Das Geld für die Zürcher Kulturschaffenden sollte zur Hälfte vom Bund, zur Hälfte vom Kanton kommen. Das Bundesamt für Kultur

schob der Zürcher Regierung zuerst den Riegel:

Die Pauschallösung entspreche nicht dem Covid-19-Gesetz, der Bund könne sich daher finanziell nicht daran beteiligen. Die Anmeldung für das pauschale Ersatzeinkommen wurde vorübergehend auf Eis gelegt, bis rechtliche Klarheit herrscht.

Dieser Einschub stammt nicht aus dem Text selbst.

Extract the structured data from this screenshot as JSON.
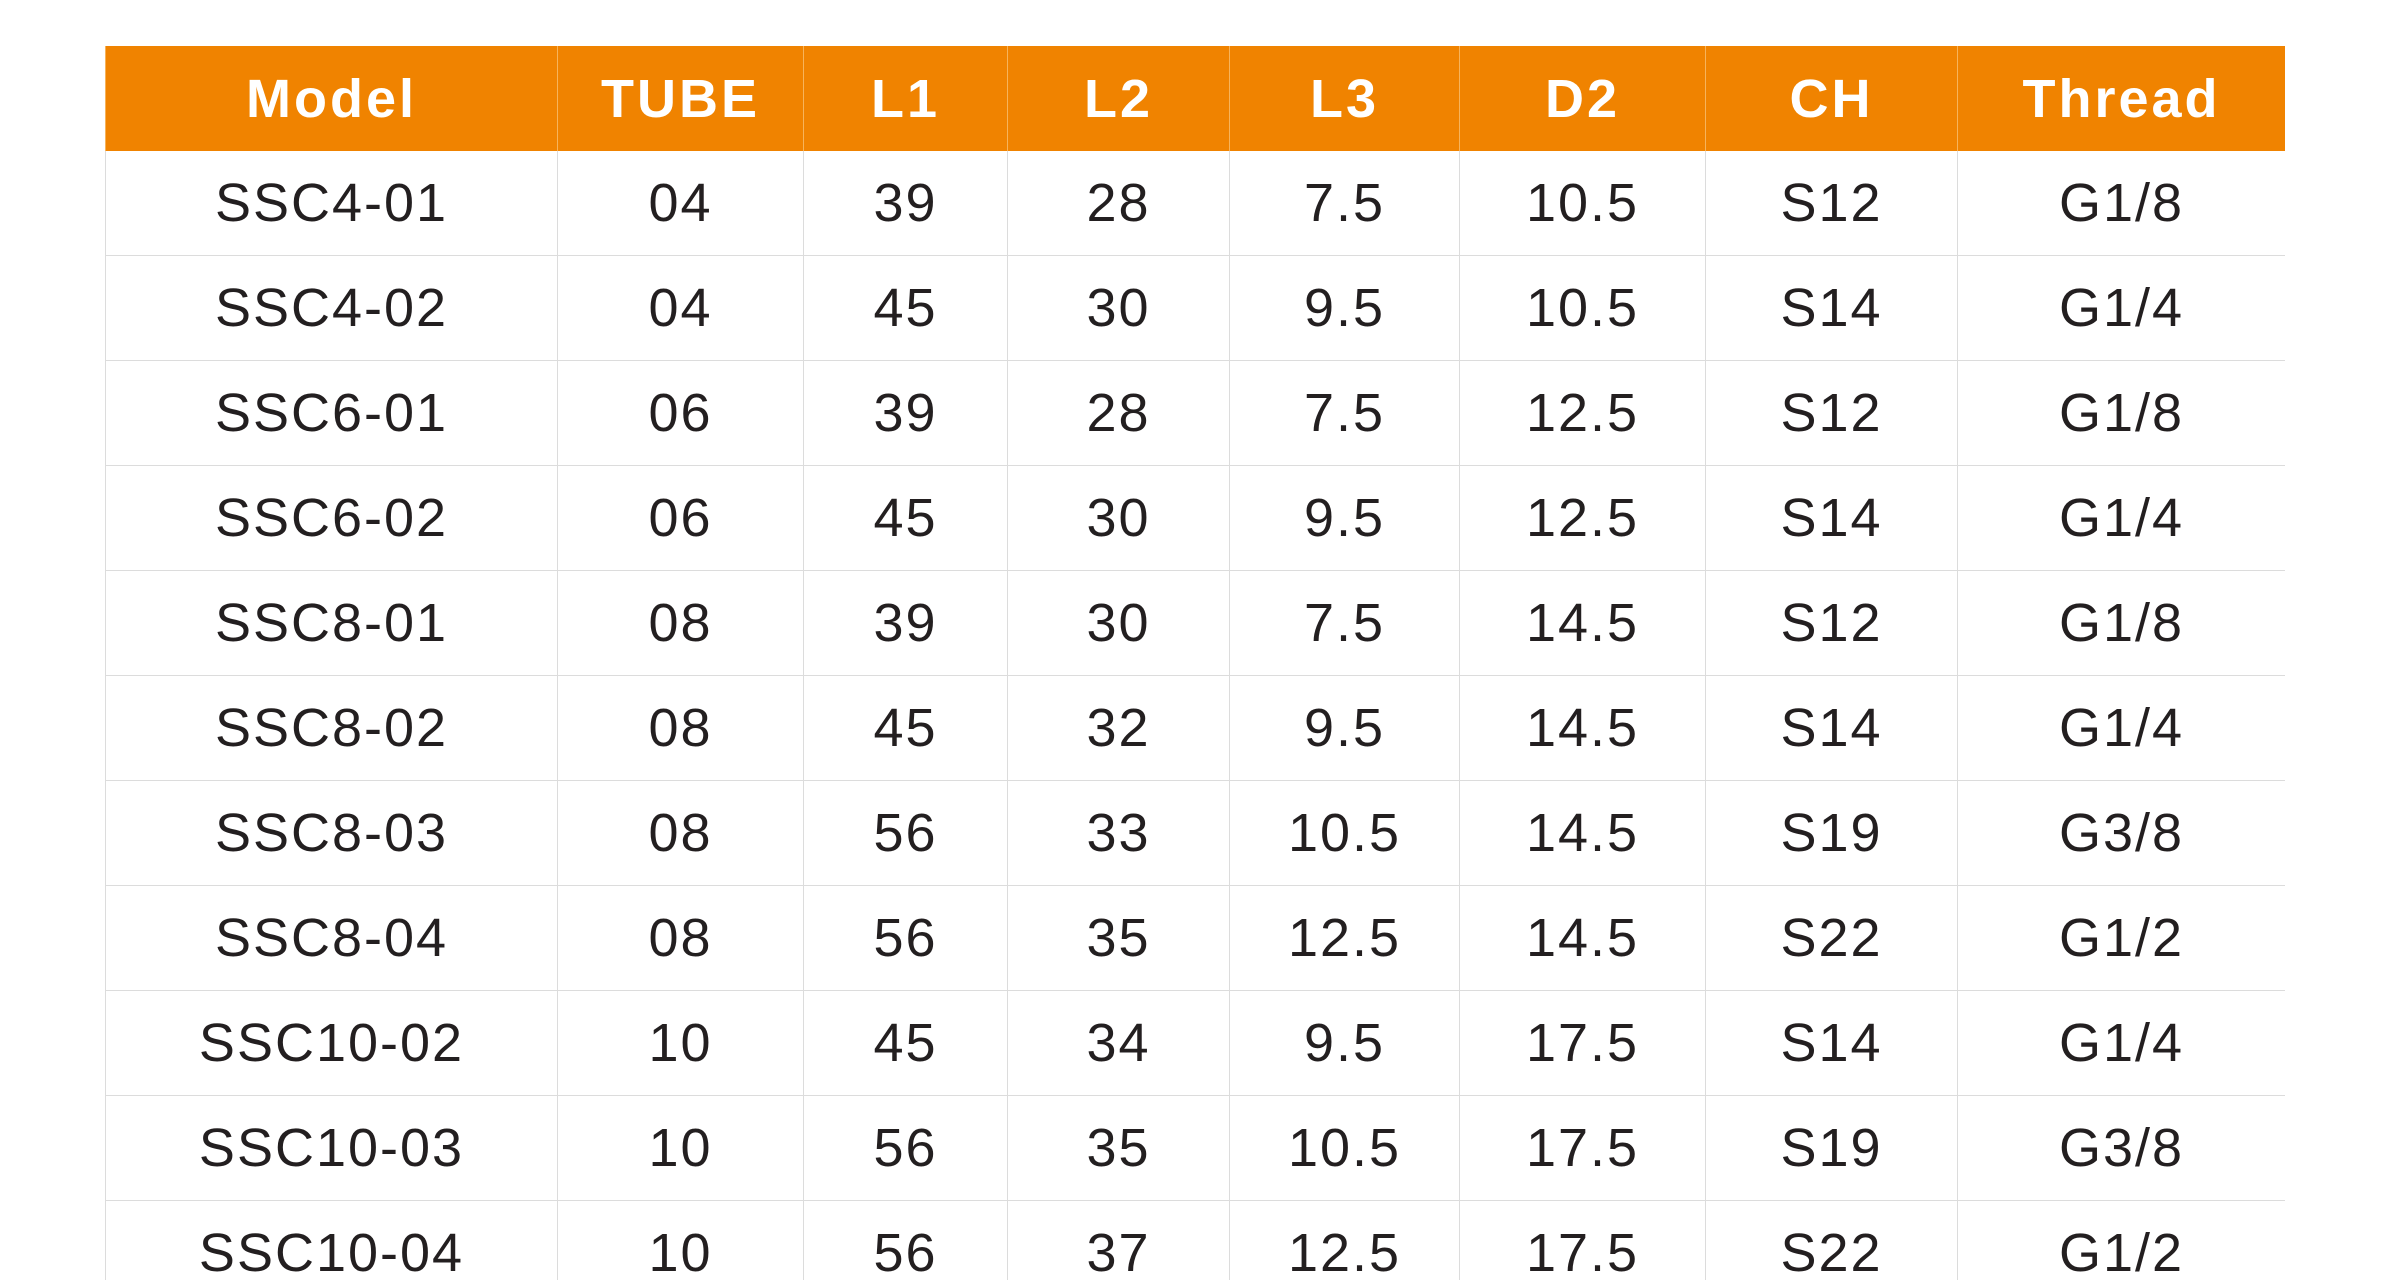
{
  "table": {
    "headers": [
      "Model",
      "TUBE",
      "L1",
      "L2",
      "L3",
      "D2",
      "CH",
      "Thread"
    ],
    "rows": [
      [
        "SSC4-01",
        "04",
        "39",
        "28",
        "7.5",
        "10.5",
        "S12",
        "G1/8"
      ],
      [
        "SSC4-02",
        "04",
        "45",
        "30",
        "9.5",
        "10.5",
        "S14",
        "G1/4"
      ],
      [
        "SSC6-01",
        "06",
        "39",
        "28",
        "7.5",
        "12.5",
        "S12",
        "G1/8"
      ],
      [
        "SSC6-02",
        "06",
        "45",
        "30",
        "9.5",
        "12.5",
        "S14",
        "G1/4"
      ],
      [
        "SSC8-01",
        "08",
        "39",
        "30",
        "7.5",
        "14.5",
        "S12",
        "G1/8"
      ],
      [
        "SSC8-02",
        "08",
        "45",
        "32",
        "9.5",
        "14.5",
        "S14",
        "G1/4"
      ],
      [
        "SSC8-03",
        "08",
        "56",
        "33",
        "10.5",
        "14.5",
        "S19",
        "G3/8"
      ],
      [
        "SSC8-04",
        "08",
        "56",
        "35",
        "12.5",
        "14.5",
        "S22",
        "G1/2"
      ],
      [
        "SSC10-02",
        "10",
        "45",
        "34",
        "9.5",
        "17.5",
        "S14",
        "G1/4"
      ],
      [
        "SSC10-03",
        "10",
        "56",
        "35",
        "10.5",
        "17.5",
        "S19",
        "G3/8"
      ],
      [
        "SSC10-04",
        "10",
        "56",
        "37",
        "12.5",
        "17.5",
        "S22",
        "G1/2"
      ]
    ]
  },
  "colors": {
    "header_bg": "#f08300",
    "header_text": "#ffffff",
    "cell_text": "#231f20",
    "grid_line": "#dcdcdc"
  }
}
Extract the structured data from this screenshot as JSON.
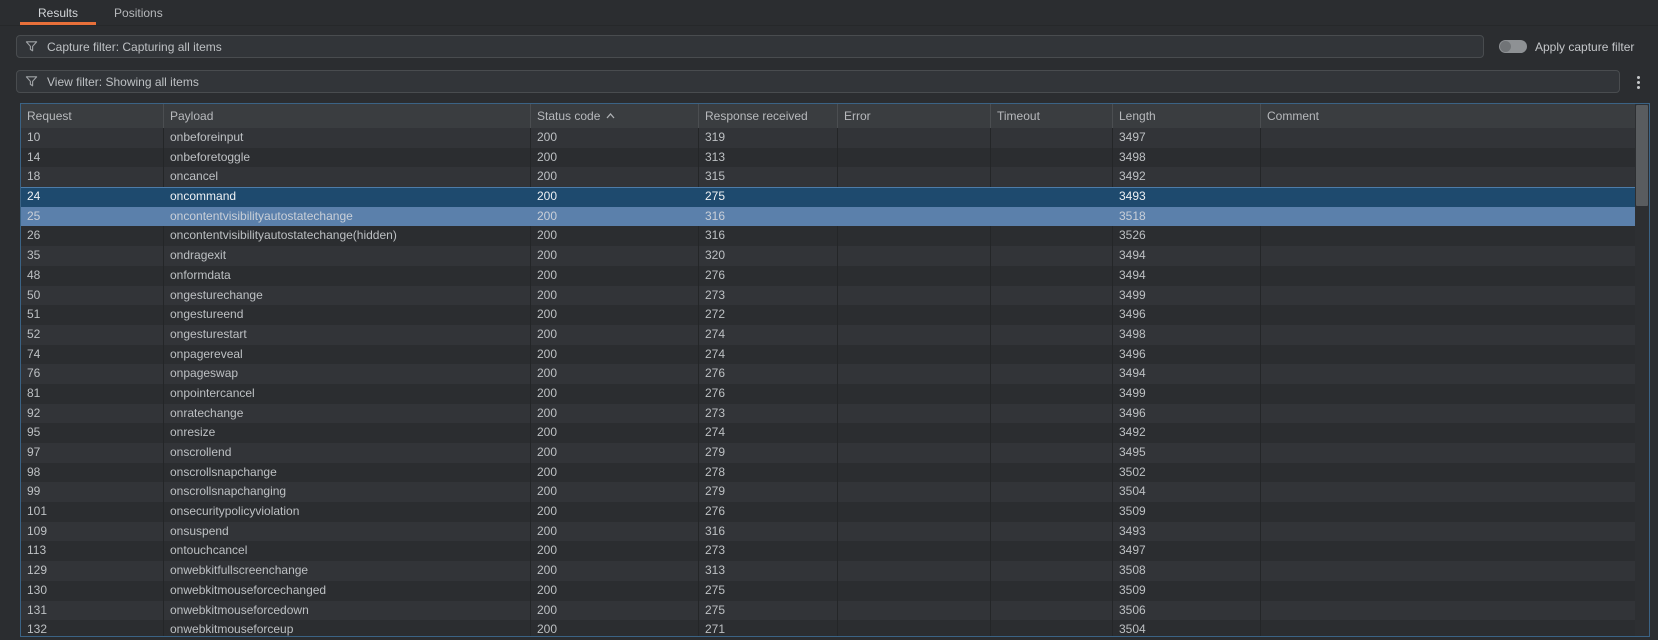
{
  "tabs": {
    "results": "Results",
    "positions": "Positions"
  },
  "capture_filter": {
    "label": "Capture filter: Capturing all items",
    "toggle_label": "Apply capture filter",
    "toggle_state": "off"
  },
  "view_filter": {
    "label": "View filter: Showing all items"
  },
  "colors": {
    "accent_orange": "#e8703a",
    "selection_primary": "#1e4a6e",
    "selection_secondary": "#5b80ab",
    "table_focus_border": "#3b6385"
  },
  "table": {
    "columns": [
      "Request",
      "Payload",
      "Status code",
      "Response received",
      "Error",
      "Timeout",
      "Length",
      "Comment"
    ],
    "sorted_column": "Status code",
    "sort_direction": "ascending",
    "rows": [
      {
        "request": "10",
        "payload": "onbeforeinput",
        "status_code": "200",
        "response_received": "319",
        "error": "",
        "timeout": "",
        "length": "3497",
        "comment": "",
        "selection": "none"
      },
      {
        "request": "14",
        "payload": "onbeforetoggle",
        "status_code": "200",
        "response_received": "313",
        "error": "",
        "timeout": "",
        "length": "3498",
        "comment": "",
        "selection": "none"
      },
      {
        "request": "18",
        "payload": "oncancel",
        "status_code": "200",
        "response_received": "315",
        "error": "",
        "timeout": "",
        "length": "3492",
        "comment": "",
        "selection": "none"
      },
      {
        "request": "24",
        "payload": "oncommand",
        "status_code": "200",
        "response_received": "275",
        "error": "",
        "timeout": "",
        "length": "3493",
        "comment": "",
        "selection": "primary"
      },
      {
        "request": "25",
        "payload": "oncontentvisibilityautostatechange",
        "status_code": "200",
        "response_received": "316",
        "error": "",
        "timeout": "",
        "length": "3518",
        "comment": "",
        "selection": "secondary"
      },
      {
        "request": "26",
        "payload": "oncontentvisibilityautostatechange(hidden)",
        "status_code": "200",
        "response_received": "316",
        "error": "",
        "timeout": "",
        "length": "3526",
        "comment": "",
        "selection": "none"
      },
      {
        "request": "35",
        "payload": "ondragexit",
        "status_code": "200",
        "response_received": "320",
        "error": "",
        "timeout": "",
        "length": "3494",
        "comment": "",
        "selection": "none"
      },
      {
        "request": "48",
        "payload": "onformdata",
        "status_code": "200",
        "response_received": "276",
        "error": "",
        "timeout": "",
        "length": "3494",
        "comment": "",
        "selection": "none"
      },
      {
        "request": "50",
        "payload": "ongesturechange",
        "status_code": "200",
        "response_received": "273",
        "error": "",
        "timeout": "",
        "length": "3499",
        "comment": "",
        "selection": "none"
      },
      {
        "request": "51",
        "payload": "ongestureend",
        "status_code": "200",
        "response_received": "272",
        "error": "",
        "timeout": "",
        "length": "3496",
        "comment": "",
        "selection": "none"
      },
      {
        "request": "52",
        "payload": "ongesturestart",
        "status_code": "200",
        "response_received": "274",
        "error": "",
        "timeout": "",
        "length": "3498",
        "comment": "",
        "selection": "none"
      },
      {
        "request": "74",
        "payload": "onpagereveal",
        "status_code": "200",
        "response_received": "274",
        "error": "",
        "timeout": "",
        "length": "3496",
        "comment": "",
        "selection": "none"
      },
      {
        "request": "76",
        "payload": "onpageswap",
        "status_code": "200",
        "response_received": "276",
        "error": "",
        "timeout": "",
        "length": "3494",
        "comment": "",
        "selection": "none"
      },
      {
        "request": "81",
        "payload": "onpointercancel",
        "status_code": "200",
        "response_received": "276",
        "error": "",
        "timeout": "",
        "length": "3499",
        "comment": "",
        "selection": "none"
      },
      {
        "request": "92",
        "payload": "onratechange",
        "status_code": "200",
        "response_received": "273",
        "error": "",
        "timeout": "",
        "length": "3496",
        "comment": "",
        "selection": "none"
      },
      {
        "request": "95",
        "payload": "onresize",
        "status_code": "200",
        "response_received": "274",
        "error": "",
        "timeout": "",
        "length": "3492",
        "comment": "",
        "selection": "none"
      },
      {
        "request": "97",
        "payload": "onscrollend",
        "status_code": "200",
        "response_received": "279",
        "error": "",
        "timeout": "",
        "length": "3495",
        "comment": "",
        "selection": "none"
      },
      {
        "request": "98",
        "payload": "onscrollsnapchange",
        "status_code": "200",
        "response_received": "278",
        "error": "",
        "timeout": "",
        "length": "3502",
        "comment": "",
        "selection": "none"
      },
      {
        "request": "99",
        "payload": "onscrollsnapchanging",
        "status_code": "200",
        "response_received": "279",
        "error": "",
        "timeout": "",
        "length": "3504",
        "comment": "",
        "selection": "none"
      },
      {
        "request": "101",
        "payload": "onsecuritypolicyviolation",
        "status_code": "200",
        "response_received": "276",
        "error": "",
        "timeout": "",
        "length": "3509",
        "comment": "",
        "selection": "none"
      },
      {
        "request": "109",
        "payload": "onsuspend",
        "status_code": "200",
        "response_received": "316",
        "error": "",
        "timeout": "",
        "length": "3493",
        "comment": "",
        "selection": "none"
      },
      {
        "request": "113",
        "payload": "ontouchcancel",
        "status_code": "200",
        "response_received": "273",
        "error": "",
        "timeout": "",
        "length": "3497",
        "comment": "",
        "selection": "none"
      },
      {
        "request": "129",
        "payload": "onwebkitfullscreenchange",
        "status_code": "200",
        "response_received": "313",
        "error": "",
        "timeout": "",
        "length": "3508",
        "comment": "",
        "selection": "none"
      },
      {
        "request": "130",
        "payload": "onwebkitmouseforcechanged",
        "status_code": "200",
        "response_received": "275",
        "error": "",
        "timeout": "",
        "length": "3509",
        "comment": "",
        "selection": "none"
      },
      {
        "request": "131",
        "payload": "onwebkitmouseforcedown",
        "status_code": "200",
        "response_received": "275",
        "error": "",
        "timeout": "",
        "length": "3506",
        "comment": "",
        "selection": "none"
      },
      {
        "request": "132",
        "payload": "onwebkitmouseforceup",
        "status_code": "200",
        "response_received": "271",
        "error": "",
        "timeout": "",
        "length": "3504",
        "comment": "",
        "selection": "none"
      }
    ]
  }
}
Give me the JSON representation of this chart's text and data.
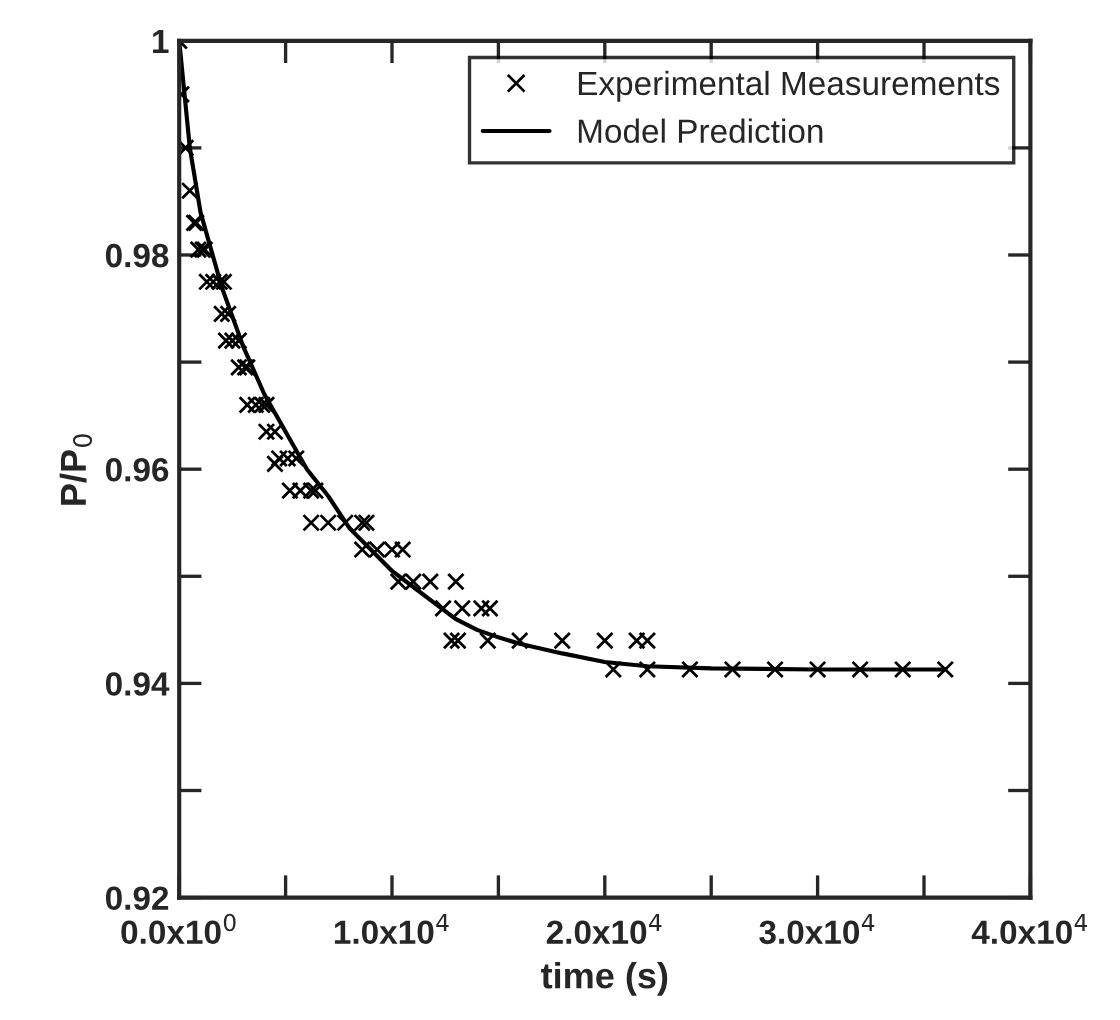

Das Bundesamt für Kultur liess ein Rechtsgutachten zum Thema erarbeitet. Dieses liegt nun vor – und gibt der Zürcher Regierung Recht, wie «Schweiz aktuell» berichtet. Damit Zürcher Kulturschaffende ihr Ersatzeinkommen erhalten, braucht es nun allerdings noch eine Anpassung der bundesrätlichen Covid-Verordnung. Der Ball liegt also beim Bundesrat. Jacqueline Fehr gibt sich gegenüber «Schweiz aktuell» optimistisch, dass der Bundesrat Hand bieten werde für das «Zürcher Modell» der Kulturhilfe. Im besten Fall können sich die Kulturschaffenden bereits ab nächster Woche für die Hilfsgelder anmelden.